Verse 6. Tempting him. Trying him, or laying a plan that they might have occasion to accuse him. If he decided the case, they expected to be able to bring an accusation against him; for if he decided that she ought to die, they might accuse him of claiming power which belonged to the Romans—the power of life and death. They might allege that it was not the giving an opinion about an abstract case, but that she was formally before him, that he decided her case judicially, and that without authority or form of trial. If he decided otherwise, they would have alleged that he denied the authority of the law, and that it was his intention to abrogate it. They had had a controversy with him about the authority of the Sabbath, and they perhaps supposed that he would decide this case as he did that—against them. It may be farther added that they knew that Jesus admitted publicans and sinners to eat with him; that one of their charges was that he was friendly to sinners (see Lu 15:2); and they wished, doubtless, to make it appear that he was gluttonous, and a wine-bibber, and a friend of sinners, and disposed to relax all the laws of morality, even in the case of adultery. Seldom was there a plan more artfully laid, and never was more wisdom and knowledge of human nature displayed than in the manner in which it was met.

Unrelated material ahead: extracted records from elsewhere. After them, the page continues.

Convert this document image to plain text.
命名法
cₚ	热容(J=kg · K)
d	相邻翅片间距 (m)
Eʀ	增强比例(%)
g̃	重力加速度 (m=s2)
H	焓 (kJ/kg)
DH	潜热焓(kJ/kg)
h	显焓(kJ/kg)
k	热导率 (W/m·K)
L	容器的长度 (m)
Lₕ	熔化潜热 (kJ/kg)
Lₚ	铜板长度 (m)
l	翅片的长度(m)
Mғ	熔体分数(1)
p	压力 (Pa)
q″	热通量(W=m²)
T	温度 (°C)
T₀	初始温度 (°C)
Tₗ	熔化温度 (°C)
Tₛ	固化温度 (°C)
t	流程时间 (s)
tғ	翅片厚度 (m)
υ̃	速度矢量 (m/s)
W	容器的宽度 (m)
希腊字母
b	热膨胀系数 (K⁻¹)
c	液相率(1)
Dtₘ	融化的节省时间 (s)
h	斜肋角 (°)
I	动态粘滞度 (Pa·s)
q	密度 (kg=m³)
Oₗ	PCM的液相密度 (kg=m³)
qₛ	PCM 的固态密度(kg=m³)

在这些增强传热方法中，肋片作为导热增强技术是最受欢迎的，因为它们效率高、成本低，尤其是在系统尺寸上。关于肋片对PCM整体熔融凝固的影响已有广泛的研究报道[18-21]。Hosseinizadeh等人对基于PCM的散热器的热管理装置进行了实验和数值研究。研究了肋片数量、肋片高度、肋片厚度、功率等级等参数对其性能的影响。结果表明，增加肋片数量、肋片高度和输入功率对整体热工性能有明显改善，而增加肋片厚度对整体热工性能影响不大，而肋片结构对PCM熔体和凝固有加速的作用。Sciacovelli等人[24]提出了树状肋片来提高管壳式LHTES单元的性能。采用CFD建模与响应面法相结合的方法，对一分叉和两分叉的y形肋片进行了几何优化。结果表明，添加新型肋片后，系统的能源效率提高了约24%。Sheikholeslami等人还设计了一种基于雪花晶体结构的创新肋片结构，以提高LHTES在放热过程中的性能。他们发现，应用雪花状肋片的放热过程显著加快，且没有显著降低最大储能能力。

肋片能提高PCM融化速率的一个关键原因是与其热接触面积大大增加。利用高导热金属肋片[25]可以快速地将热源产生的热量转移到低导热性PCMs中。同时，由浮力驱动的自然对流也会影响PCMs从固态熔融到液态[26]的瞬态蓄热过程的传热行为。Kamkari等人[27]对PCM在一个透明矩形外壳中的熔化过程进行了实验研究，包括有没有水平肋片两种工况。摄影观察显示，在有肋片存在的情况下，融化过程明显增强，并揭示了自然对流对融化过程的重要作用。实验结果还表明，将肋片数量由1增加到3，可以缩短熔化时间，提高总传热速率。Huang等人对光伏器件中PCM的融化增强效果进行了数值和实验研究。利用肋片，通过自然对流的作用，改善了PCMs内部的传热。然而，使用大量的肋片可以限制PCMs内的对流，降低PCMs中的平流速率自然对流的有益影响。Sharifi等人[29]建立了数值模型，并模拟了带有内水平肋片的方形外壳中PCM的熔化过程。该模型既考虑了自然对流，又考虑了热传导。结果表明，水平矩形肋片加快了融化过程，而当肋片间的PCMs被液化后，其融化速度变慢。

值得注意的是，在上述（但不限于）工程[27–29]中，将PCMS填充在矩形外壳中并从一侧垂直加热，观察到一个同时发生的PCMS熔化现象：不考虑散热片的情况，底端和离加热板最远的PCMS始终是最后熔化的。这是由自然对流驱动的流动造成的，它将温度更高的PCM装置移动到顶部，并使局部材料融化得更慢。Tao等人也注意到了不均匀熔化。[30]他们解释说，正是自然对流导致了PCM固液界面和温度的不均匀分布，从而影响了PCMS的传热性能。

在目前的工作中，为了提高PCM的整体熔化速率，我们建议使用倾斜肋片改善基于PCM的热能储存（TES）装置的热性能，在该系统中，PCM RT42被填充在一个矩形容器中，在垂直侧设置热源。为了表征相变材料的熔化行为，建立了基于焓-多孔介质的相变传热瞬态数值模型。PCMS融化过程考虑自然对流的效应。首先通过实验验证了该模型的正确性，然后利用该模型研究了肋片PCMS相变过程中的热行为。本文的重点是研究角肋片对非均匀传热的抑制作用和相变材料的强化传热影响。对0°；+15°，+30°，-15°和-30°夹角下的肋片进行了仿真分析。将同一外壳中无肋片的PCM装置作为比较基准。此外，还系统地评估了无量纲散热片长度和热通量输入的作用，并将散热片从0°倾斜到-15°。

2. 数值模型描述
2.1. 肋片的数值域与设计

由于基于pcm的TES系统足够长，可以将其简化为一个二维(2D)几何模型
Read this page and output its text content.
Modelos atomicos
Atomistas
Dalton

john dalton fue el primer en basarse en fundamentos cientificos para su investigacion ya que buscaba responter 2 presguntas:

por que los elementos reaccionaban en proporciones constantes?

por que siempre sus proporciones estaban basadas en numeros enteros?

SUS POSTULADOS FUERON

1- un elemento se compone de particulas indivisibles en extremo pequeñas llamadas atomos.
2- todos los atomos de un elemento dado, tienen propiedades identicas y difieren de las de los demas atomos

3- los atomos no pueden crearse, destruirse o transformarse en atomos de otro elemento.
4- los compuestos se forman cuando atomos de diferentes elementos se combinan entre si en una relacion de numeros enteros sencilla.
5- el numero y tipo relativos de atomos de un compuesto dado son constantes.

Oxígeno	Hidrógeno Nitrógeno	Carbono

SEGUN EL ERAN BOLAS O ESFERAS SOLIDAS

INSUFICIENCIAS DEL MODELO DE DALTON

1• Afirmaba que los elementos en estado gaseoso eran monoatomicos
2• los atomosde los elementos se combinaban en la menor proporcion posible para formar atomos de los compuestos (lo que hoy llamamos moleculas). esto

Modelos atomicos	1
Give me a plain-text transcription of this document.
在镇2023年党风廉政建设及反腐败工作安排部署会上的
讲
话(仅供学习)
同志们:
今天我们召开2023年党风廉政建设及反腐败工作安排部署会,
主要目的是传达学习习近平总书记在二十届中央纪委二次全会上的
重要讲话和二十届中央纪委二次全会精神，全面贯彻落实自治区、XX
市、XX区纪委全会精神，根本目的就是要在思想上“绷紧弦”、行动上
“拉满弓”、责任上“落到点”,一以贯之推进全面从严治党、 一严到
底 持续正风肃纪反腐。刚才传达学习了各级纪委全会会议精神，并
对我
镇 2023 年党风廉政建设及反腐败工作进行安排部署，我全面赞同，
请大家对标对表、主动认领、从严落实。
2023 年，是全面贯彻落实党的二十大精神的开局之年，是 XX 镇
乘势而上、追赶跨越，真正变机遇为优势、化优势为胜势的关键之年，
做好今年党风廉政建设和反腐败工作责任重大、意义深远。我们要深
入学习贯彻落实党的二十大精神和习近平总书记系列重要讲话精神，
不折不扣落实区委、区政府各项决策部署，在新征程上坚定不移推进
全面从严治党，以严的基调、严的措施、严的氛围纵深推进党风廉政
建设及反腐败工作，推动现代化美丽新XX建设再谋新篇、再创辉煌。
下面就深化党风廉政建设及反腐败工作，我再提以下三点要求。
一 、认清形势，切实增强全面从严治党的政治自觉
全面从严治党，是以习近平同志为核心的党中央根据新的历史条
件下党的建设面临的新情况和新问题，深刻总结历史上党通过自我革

Wrote on the ground. This took place in the temple. The "ground," here, means the pavement, or the dust on the pavement. By this Jesus showed them clearly that he was not solicitous to pronounce an opinion in the case, and that it was not his wish or intention to intermeddle with the civil affairs of the nation.

As though he heard them not. This is added by the translators. It is not in the original, and should not have been added. There is no intimation in the original, as it seems to be implied by this addition, that the object was to convey the impression that he did not hear them. What was his object is unknown, and conjecture is useless. The most probable reason seems to be that he did not wish to intermeddle; that he designed to show no solicitude to decide the case; and that he did not mean to decide it unless he was constrained to.